Teaching Engagement: Indigo Dip Day
A Day of Cloth, Community, and Indigo
I had the pleasure of teaching a hand-stitched Shibori workshop during the Sacramento Collective for the Textile Arts' fourth annual Indigo Dip Day at the Shepard Garden & Arts Center. Each year, this event brings together volunteers, artists, and curious newcomers to experience the magic of indigo dyeing in a welcoming community setting.
The vision for Indigo Dip Day began with LuAnne Hansen, SCTA's Book Arts Study Group Leader, who has cultivated an event that is as much about gathering people together as it is about making beautiful textiles. Throughout the day, multiple indigo vats were kept active while guests rotated through demonstrations and workshops, learning different approaches to preparing and dyeing cloth.
Like many successful events, most of the work happens long before the first guest arrives. The week before Indigo Day, our volunteer team gathered for a run-through and test dye session. We prepared the vats, tested our processes, organized materials, and made sure everything was ready so that the day itself could be focused on teaching, conversation, and creativity.
This Indigo Day was a little unusual for me. For perhaps the first time at an indigo event, I did not dye anything myself. Instead, I spent my preparation time stitching demonstration samples for the techniques I would be teaching and dyed a handful of test pieces in my studio several weeks beforehand using a small indigo vat. Having already satisfied my own curiosity, I found myself completely present during the event and focused on helping others discover the excitement of watching their stitched cloth emerge from the vat.
While LuAnne and her team guided visitors through Itajime Shibori, I spent the day teaching hand-stitched resist techniques. Itajime is one of the most approachable forms of shibori. By folding cloth and compressing it between shaped blocks before dyeing, participants can quickly create beautifully geometric patterns. It's a wonderfully freeing technique because it is a quicker preparation before the fabric is ready to enter the dye vat, making it an ideal introduction to the world of shibori.

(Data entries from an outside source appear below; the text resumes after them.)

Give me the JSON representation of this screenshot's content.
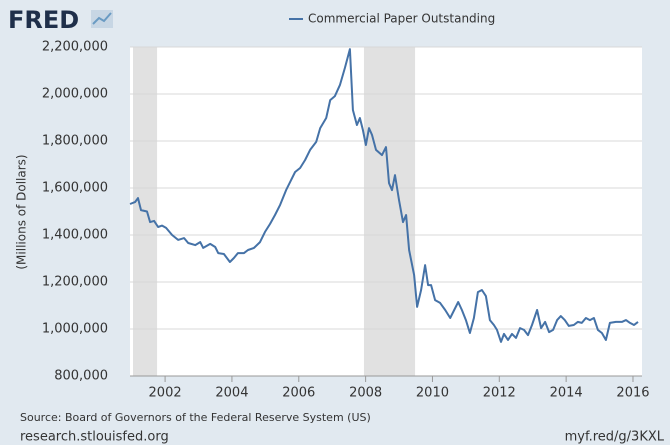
{
  "brand": "FRED",
  "chart_data": {
    "type": "line",
    "x": [
      2000.95,
      2001.1,
      2001.19,
      2001.28,
      2001.46,
      2001.55,
      2001.67,
      2001.79,
      2001.91,
      2002.03,
      2002.21,
      2002.39,
      2002.57,
      2002.69,
      2002.9,
      2003.05,
      2003.14,
      2003.35,
      2003.5,
      2003.59,
      2003.76,
      2003.94,
      2004.06,
      2004.18,
      2004.36,
      2004.48,
      2004.66,
      2004.84,
      2004.99,
      2005.14,
      2005.29,
      2005.44,
      2005.62,
      2005.74,
      2005.89,
      2006.04,
      2006.19,
      2006.34,
      2006.52,
      2006.64,
      2006.82,
      2006.94,
      2007.08,
      2007.23,
      2007.38,
      2007.53,
      2007.62,
      2007.74,
      2007.83,
      2007.92,
      2008.01,
      2008.1,
      2008.19,
      2008.31,
      2008.49,
      2008.61,
      2008.7,
      2008.79,
      2008.88,
      2009.0,
      2009.12,
      2009.21,
      2009.3,
      2009.45,
      2009.54,
      2009.66,
      2009.78,
      2009.87,
      2009.96,
      2010.08,
      2010.23,
      2010.38,
      2010.53,
      2010.65,
      2010.77,
      2010.88,
      2011.0,
      2011.12,
      2011.24,
      2011.36,
      2011.48,
      2011.6,
      2011.72,
      2011.84,
      2011.93,
      2012.05,
      2012.14,
      2012.26,
      2012.38,
      2012.5,
      2012.62,
      2012.74,
      2012.86,
      2012.98,
      2013.13,
      2013.25,
      2013.37,
      2013.49,
      2013.61,
      2013.73,
      2013.84,
      2013.96,
      2014.08,
      2014.23,
      2014.35,
      2014.47,
      2014.59,
      2014.71,
      2014.83,
      2014.95,
      2015.07,
      2015.19,
      2015.31,
      2015.49,
      2015.67,
      2015.79,
      2015.91,
      2016.03,
      2016.15
    ],
    "series": [
      {
        "name": "Commercial Paper Outstanding",
        "color": "#4572a7",
        "values": [
          1532000,
          1540000,
          1557000,
          1506000,
          1500000,
          1455000,
          1460000,
          1434000,
          1440000,
          1430000,
          1400000,
          1379000,
          1387000,
          1366000,
          1357000,
          1370000,
          1345000,
          1362000,
          1349000,
          1323000,
          1319000,
          1285000,
          1302000,
          1323000,
          1323000,
          1336000,
          1345000,
          1370000,
          1413000,
          1447000,
          1485000,
          1528000,
          1591000,
          1625000,
          1668000,
          1685000,
          1719000,
          1762000,
          1796000,
          1855000,
          1898000,
          1974000,
          1991000,
          2038000,
          2111000,
          2191000,
          1932000,
          1868000,
          1898000,
          1847000,
          1783000,
          1855000,
          1826000,
          1762000,
          1740000,
          1774000,
          1621000,
          1591000,
          1655000,
          1549000,
          1455000,
          1485000,
          1336000,
          1230000,
          1094000,
          1166000,
          1272000,
          1187000,
          1187000,
          1123000,
          1111000,
          1081000,
          1047000,
          1081000,
          1115000,
          1081000,
          1038000,
          983000,
          1047000,
          1157000,
          1166000,
          1140000,
          1038000,
          1017000,
          996000,
          945000,
          979000,
          953000,
          979000,
          962000,
          1004000,
          996000,
          974000,
          1017000,
          1081000,
          1004000,
          1030000,
          987000,
          996000,
          1038000,
          1055000,
          1038000,
          1013000,
          1017000,
          1030000,
          1026000,
          1047000,
          1038000,
          1047000,
          996000,
          983000,
          953000,
          1026000,
          1030000,
          1030000,
          1038000,
          1026000,
          1017000,
          1030000
        ]
      }
    ],
    "shaded_ranges": [
      [
        2001.04,
        2001.76
      ],
      [
        2007.95,
        2009.48
      ]
    ],
    "xlim": [
      2000.95,
      2016.27
    ],
    "xticks": [
      2002,
      2004,
      2006,
      2008,
      2010,
      2012,
      2014,
      2016
    ],
    "ylim": [
      800000,
      2200000
    ],
    "yticks": [
      {
        "value": 800000,
        "label": "800,000"
      },
      {
        "value": 1000000,
        "label": "1,000,000"
      },
      {
        "value": 1200000,
        "label": "1,200,000"
      },
      {
        "value": 1400000,
        "label": "1,400,000"
      },
      {
        "value": 1600000,
        "label": "1,600,000"
      },
      {
        "value": 1800000,
        "label": "1,800,000"
      },
      {
        "value": 2000000,
        "label": "2,000,000"
      },
      {
        "value": 2200000,
        "label": "2,200,000"
      }
    ],
    "y_label": "(Millions of Dollars)",
    "grid": true
  },
  "footer": {
    "source": "Source: Board of Governors of the Federal Reserve System (US)",
    "left_link": "research.stlouisfed.org",
    "right_link": "myf.red/g/3KXL"
  }
}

My workshop focused on a slower and more contemplative side of the tradition. Throughout the day I had the opportunity to work with eight students, helping each of them develop a design, mark their fabric, and begin stitching their own resist patterns. We explored several traditional techniques including Karamatsu, which creates radiating circular forms; Mokume, stitched parallel rows that resemble flowing wood grain; and Ori-Nui, curved stitched lines that produce beautiful undulating movement across the cloth. On average, each student spent 2 to 3 hours between their stitching and the Indigo dyeing.

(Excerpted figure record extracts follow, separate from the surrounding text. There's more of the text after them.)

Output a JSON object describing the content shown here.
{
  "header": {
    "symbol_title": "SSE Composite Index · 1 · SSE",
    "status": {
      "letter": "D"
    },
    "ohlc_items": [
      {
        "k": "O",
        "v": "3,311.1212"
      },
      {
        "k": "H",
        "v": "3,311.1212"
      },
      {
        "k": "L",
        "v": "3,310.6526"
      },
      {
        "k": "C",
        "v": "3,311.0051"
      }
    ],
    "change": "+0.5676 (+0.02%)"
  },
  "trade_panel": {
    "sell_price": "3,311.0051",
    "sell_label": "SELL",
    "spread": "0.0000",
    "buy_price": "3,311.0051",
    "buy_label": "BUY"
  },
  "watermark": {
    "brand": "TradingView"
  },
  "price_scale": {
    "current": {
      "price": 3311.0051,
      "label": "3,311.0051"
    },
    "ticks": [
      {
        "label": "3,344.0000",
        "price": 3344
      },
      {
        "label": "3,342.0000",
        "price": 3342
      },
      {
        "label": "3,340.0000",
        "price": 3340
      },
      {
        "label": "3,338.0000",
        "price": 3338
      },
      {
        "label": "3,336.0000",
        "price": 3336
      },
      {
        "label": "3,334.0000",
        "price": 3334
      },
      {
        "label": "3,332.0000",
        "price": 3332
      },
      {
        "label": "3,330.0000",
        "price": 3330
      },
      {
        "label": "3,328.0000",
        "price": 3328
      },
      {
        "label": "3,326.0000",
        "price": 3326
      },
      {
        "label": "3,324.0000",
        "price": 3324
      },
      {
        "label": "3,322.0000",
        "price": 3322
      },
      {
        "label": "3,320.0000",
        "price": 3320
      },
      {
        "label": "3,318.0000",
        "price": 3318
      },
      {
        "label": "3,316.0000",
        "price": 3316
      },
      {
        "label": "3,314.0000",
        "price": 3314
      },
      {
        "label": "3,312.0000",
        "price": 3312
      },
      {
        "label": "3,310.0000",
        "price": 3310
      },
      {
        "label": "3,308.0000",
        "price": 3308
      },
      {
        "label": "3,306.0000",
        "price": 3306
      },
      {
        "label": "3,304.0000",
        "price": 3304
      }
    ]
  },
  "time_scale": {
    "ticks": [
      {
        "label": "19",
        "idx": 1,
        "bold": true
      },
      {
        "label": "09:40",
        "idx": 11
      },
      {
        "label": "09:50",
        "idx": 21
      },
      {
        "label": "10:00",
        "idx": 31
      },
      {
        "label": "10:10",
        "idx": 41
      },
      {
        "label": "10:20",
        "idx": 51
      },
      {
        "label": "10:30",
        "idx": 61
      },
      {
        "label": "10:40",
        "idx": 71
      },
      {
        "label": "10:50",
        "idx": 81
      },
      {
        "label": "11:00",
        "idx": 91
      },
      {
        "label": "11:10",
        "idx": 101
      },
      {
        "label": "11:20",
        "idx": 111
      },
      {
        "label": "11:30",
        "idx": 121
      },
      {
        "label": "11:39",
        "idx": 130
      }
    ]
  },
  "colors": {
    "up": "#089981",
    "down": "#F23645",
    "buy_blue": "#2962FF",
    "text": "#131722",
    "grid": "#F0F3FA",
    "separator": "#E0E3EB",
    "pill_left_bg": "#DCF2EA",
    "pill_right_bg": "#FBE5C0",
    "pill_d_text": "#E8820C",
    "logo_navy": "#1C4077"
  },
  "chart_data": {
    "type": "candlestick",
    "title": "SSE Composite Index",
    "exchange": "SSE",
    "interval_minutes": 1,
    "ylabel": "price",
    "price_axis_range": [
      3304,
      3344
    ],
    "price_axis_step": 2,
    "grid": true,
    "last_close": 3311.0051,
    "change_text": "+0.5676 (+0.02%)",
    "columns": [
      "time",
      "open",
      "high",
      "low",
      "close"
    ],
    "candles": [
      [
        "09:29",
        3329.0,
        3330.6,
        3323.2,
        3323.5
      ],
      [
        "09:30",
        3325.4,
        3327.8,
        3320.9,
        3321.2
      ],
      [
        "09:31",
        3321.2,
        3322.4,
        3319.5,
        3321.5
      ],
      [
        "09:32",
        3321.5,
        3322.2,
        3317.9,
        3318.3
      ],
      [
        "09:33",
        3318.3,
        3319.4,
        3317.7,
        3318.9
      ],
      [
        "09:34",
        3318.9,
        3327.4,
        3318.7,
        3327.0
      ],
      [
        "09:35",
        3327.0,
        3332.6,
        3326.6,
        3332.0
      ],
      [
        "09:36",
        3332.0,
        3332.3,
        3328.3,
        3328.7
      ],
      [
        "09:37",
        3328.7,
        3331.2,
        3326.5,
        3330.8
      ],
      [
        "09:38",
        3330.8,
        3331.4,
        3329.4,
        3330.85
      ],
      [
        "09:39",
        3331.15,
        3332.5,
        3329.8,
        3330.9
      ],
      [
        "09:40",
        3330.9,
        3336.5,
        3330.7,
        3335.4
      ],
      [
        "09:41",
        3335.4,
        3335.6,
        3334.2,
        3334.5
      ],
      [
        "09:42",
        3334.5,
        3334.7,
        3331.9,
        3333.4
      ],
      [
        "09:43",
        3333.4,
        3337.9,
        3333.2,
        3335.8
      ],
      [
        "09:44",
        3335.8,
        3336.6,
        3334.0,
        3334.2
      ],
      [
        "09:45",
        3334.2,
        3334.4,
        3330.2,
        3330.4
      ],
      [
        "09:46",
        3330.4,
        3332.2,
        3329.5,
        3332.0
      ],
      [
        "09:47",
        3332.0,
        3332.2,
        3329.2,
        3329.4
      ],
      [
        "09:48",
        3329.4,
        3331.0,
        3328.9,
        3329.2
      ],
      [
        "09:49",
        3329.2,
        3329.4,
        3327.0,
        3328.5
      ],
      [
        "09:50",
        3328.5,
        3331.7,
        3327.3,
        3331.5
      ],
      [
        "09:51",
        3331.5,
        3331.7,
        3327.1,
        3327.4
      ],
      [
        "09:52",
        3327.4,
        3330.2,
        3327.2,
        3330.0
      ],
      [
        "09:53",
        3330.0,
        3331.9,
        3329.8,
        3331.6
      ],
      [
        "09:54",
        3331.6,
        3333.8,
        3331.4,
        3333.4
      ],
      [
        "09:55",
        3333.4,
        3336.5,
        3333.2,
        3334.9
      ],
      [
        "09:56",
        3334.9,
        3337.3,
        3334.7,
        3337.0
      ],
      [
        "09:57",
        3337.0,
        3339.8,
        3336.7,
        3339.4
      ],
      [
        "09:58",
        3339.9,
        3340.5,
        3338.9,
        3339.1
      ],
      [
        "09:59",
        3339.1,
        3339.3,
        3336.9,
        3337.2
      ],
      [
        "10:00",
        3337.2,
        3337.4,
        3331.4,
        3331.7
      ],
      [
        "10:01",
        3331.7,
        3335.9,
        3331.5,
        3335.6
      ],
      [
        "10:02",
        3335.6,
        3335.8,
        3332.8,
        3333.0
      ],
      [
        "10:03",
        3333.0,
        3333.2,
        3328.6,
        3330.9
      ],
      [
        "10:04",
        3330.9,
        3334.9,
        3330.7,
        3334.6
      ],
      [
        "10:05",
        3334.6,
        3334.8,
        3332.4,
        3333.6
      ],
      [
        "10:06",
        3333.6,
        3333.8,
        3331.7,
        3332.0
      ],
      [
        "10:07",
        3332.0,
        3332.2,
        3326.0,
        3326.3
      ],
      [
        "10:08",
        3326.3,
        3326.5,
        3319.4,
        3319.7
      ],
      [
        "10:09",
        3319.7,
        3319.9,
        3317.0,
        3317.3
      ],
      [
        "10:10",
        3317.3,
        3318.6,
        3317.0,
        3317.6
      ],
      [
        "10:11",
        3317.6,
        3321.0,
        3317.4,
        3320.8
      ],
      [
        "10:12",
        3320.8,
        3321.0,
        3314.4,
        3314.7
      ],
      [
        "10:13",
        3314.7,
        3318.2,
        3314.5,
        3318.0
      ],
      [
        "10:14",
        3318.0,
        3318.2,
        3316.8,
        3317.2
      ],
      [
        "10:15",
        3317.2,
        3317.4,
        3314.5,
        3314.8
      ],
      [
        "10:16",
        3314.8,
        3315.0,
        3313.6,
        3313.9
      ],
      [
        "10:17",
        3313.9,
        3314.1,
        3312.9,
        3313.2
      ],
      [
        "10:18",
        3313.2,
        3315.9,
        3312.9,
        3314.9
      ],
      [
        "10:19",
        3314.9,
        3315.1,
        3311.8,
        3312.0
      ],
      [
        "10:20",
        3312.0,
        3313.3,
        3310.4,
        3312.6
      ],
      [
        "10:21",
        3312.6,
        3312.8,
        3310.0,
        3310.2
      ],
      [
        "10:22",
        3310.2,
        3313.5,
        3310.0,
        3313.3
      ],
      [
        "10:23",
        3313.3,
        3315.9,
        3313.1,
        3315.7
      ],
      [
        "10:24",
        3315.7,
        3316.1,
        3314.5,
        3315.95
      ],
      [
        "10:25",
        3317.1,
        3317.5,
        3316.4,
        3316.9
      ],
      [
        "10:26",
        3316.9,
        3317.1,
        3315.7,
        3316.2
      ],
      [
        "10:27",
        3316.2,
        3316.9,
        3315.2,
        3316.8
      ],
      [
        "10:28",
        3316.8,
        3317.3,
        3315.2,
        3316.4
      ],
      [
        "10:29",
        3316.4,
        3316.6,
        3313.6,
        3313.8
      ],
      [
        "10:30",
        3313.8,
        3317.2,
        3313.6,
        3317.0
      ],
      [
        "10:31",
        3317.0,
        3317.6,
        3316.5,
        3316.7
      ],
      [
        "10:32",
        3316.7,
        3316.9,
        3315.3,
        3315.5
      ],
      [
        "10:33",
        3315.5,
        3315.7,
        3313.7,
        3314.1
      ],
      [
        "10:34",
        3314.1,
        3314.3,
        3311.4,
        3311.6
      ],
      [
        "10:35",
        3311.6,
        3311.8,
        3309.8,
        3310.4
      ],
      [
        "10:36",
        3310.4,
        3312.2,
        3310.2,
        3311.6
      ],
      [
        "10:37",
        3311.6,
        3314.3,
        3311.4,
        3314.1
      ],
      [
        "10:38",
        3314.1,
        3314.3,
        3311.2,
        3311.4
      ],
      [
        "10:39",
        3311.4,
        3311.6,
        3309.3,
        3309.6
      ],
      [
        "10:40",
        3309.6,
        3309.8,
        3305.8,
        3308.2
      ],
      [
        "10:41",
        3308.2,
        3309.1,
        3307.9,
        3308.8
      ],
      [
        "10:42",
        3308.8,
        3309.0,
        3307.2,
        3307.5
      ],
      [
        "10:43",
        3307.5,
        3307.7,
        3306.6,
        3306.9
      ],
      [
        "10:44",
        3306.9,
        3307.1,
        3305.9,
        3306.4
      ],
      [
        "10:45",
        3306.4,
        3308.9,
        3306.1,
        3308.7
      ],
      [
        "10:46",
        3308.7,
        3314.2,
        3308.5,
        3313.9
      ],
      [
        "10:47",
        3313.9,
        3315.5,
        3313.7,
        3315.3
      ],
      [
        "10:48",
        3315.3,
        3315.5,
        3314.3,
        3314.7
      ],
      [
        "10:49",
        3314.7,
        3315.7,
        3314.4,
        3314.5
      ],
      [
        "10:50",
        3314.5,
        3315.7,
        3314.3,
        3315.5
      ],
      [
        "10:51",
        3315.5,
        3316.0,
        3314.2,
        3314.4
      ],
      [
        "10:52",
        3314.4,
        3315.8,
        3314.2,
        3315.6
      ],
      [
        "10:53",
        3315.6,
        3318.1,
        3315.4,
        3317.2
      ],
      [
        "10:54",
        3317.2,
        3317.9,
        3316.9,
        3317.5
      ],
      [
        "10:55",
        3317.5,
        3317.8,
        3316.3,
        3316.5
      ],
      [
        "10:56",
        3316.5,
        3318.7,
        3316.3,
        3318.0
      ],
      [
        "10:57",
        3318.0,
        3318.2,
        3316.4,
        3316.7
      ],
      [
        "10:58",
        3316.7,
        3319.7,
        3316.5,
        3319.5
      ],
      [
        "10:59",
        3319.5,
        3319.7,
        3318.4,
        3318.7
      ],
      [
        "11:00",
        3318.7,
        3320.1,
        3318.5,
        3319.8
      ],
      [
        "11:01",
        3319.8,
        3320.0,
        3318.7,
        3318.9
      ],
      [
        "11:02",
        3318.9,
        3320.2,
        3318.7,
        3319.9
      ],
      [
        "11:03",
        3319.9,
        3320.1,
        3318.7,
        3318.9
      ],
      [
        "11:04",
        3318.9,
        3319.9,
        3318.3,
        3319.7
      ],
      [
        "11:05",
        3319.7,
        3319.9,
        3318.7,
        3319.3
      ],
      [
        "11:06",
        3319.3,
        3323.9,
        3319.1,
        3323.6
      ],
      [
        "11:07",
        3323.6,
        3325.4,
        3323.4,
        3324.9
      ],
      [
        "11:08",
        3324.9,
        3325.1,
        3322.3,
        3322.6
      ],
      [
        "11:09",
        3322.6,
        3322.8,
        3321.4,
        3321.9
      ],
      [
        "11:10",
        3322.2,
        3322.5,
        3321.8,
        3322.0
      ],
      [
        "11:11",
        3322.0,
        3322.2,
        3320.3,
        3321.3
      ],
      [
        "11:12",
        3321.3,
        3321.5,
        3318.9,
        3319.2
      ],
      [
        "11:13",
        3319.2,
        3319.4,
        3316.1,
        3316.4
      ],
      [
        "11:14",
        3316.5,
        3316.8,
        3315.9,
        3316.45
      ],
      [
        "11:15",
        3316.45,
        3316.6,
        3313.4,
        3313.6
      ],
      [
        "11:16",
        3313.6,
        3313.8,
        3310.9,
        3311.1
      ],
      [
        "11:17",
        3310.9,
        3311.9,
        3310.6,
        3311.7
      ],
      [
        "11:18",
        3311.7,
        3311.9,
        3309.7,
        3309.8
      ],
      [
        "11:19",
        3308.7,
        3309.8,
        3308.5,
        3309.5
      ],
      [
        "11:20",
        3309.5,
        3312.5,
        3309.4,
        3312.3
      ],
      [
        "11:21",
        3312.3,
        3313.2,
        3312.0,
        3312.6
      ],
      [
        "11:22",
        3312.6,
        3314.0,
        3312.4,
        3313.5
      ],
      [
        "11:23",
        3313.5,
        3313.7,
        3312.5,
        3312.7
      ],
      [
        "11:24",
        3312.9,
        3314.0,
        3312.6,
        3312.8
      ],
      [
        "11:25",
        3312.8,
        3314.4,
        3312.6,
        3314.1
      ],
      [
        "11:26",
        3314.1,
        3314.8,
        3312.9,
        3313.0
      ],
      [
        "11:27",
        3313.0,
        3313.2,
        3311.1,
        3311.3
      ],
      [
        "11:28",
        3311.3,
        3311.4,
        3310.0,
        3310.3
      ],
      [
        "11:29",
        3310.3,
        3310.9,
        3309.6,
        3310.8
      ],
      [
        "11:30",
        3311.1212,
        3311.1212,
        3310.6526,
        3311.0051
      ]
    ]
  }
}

One of the things I enjoy most about teaching stitched shibori is that every piece begins with the same simple materials (a needle, thread, and cloth) but no two artwork are ever alike.
Two of my students had volunteered during our preparation, giving them the opportunity to begin stitching more ambitious designs before Indigo Day. Seeing those projects develop was especially rewarding.
I was particularly impressed by Genevieve Rasmussen's Kawari Mokume piece. Although the finished pattern appears elegantly simple, it requires an incredible amount of patience, with nearly the entire textile covered in carefully placed stitches. It is one of my favorite shibori techniques precisely because of that quiet commitment the finished cloth carries the memory of every stitch that came before it.
Another piece that captured my attention was created by Ellen Weinstein. Ellen, who always seems to have needle and thread in hand, shows her love of stitching in everything she makes. Rather than approaching her piece with strict symmetry, she embraced a layered, organic composition. The finished textile has remarkable energy and movement, with each stitched line contributing to a composition that feels both spontaneous and deeply considered.
As wonderful as the finished textiles were, my favorite part of the day wasn't watching the cloth come out of the vat (which I hardly saw), it was sitting together in community. We spent hours sewing, talking about fabrics, sharing travel stories, exchanging techniques, answering questions, and simply enjoying the company of others who appreciate the slow satisfaction of making something by hand. Those conversations, as much as the dye itself, are what make events like Indigo Dip Day so meaningful.
Indigo has an interesting way of bringing people together. Whether someone arrived with years of textile experience or had never held a needle before, everyone left with something uniquely their own, and with the confidence to continue exploring.
On a personal note, this year's Indigo Dip Day also marked the conclusion of my term as Vice President of SCTA. Looking back, I'm proud of what we accomplished together over the past year and grateful for the friendships and community I've found through the organization. While I'm stepping away from board leadership, I'm excited to continue participating as an instructor and member. More than anything, I'm looking forward to returning to the study groups—not as an organizer, but simply as another maker around the table.
Sometimes that's exactly where the best conversations begin.